O meczu pomiędzy Minlanem a Salernitaną można powiedzieć, iż było to widowisko, które nie można określić ani jako sensację, ani nawet jako niewielką niespodziankę. Milan zdominował rozgrywkę i wygrał mecz z wynikiem 2:0 (2:0). Dwa gole zostały strzelone przez takich zawodników Milanu, jak: Frank Kessi oraz Alexis Saelemaekers. Biorąc pod uwagę przebieg spotkania, beniaminek śmiało może uznać wynik spotkania za łagodny. Gracze Milanu zadedykowali zwycięstwo Simonowi Kjaerowi. Gracz po odniesionej w środę kontuzji, nie będzie już mieć okazji, by pojawić się na boisku w obecnym sezonie.

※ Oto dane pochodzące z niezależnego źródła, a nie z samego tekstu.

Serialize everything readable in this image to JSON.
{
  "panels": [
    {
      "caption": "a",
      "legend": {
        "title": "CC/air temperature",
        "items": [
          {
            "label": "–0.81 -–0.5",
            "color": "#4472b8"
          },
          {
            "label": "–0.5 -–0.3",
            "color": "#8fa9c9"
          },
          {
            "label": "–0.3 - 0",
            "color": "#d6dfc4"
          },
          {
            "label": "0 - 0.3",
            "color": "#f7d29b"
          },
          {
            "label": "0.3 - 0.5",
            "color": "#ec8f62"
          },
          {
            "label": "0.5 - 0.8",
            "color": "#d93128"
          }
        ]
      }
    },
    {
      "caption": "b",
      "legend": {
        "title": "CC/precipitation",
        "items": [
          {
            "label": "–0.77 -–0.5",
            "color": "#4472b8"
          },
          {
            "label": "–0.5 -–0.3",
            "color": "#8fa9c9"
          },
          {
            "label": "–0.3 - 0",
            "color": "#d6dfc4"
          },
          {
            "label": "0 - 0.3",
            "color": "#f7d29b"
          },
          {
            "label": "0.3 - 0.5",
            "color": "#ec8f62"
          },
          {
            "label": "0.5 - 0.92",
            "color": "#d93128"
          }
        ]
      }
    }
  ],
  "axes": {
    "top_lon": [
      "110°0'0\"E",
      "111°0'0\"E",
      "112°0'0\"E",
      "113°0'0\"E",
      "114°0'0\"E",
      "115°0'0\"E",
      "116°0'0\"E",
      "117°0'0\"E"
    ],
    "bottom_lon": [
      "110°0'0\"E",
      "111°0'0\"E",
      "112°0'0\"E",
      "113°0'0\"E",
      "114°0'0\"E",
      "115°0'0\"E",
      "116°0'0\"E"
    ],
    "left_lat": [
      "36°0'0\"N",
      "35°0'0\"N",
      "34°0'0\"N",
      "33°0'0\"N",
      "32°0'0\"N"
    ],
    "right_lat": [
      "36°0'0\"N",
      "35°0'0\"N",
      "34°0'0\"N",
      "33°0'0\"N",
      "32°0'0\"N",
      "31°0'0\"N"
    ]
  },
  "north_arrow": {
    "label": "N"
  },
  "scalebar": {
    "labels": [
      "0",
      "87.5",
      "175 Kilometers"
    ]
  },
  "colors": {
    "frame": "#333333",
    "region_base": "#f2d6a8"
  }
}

Pierwsza połowa meczu – to było widowisko
Mecz rozpoczął się zgodnie z przewidywaniami. Już w piątej minucie Rafael Leao przeprowadził widowiskową akcję lewym skrzydłem. W rozegraniu tym wyłożył piłkę Franckowi Kessiemu, który bez wahania oddał strzał z pola karnego i zapewnił rossonerim prowadzenie. Wkrótce potem na skutek kontuzji mięśniowej boisko musiał opuścić Pietro Pellegri. Niestety Włoch debiut w wyjściowym składzie mediolańczyków nie zapamięta zbyt pozytywnie.
W 18. minucie miał miejsce akcja z głównym udziałem Alexisa Saelemaekersa, w której Belg zdobył pierwszego gola w obecnym sezonie. Alexis schodząc z prawego skrzydła na lewą nogę oddał uderzenie po dalszym słupku i nie dał możliwości wykazania się Vidowi Belecowi. W kolejnych fragmentach meczu rossoneri ciągle dominowali. Okazje do strzelenia gola zmarnowali m.in. Brahim Diaz czy Rafael Leao. Tak więc pierwsza połowa skończyła się z wynikiem 2:0 i zupełnie nic nie wskazywało na to, aby komplet punktów mógł nie pozostać na San Siro.
Mniej emocjonująca druga połowa
Po zmianie stron boiska wynik nie zmienił się, choć wiele wskazywało na to, że mogło być inaczej. Za efektywność pod bramką rywali mediolańczykom należy się kilka uwag i negatywnych opinii na temat ich skuteczności. Spektakularną okazję zmarnował np. Brahim Diaz, który będąc w sytuacji jeden na jednego z bramkarzem strzelił piłkę obok słupka. Dwukrotną próbę zdobycia bramki podjął również Junior Messias, jednak w obu przypadkach lepszy okazał się golkiper Salernitany. Na samym końcu meczu rossoneri dopisali pewny komplet punktów, a drużyna z Salerno wynik 2:0 może uznać jako najłagodniejszą porażkę.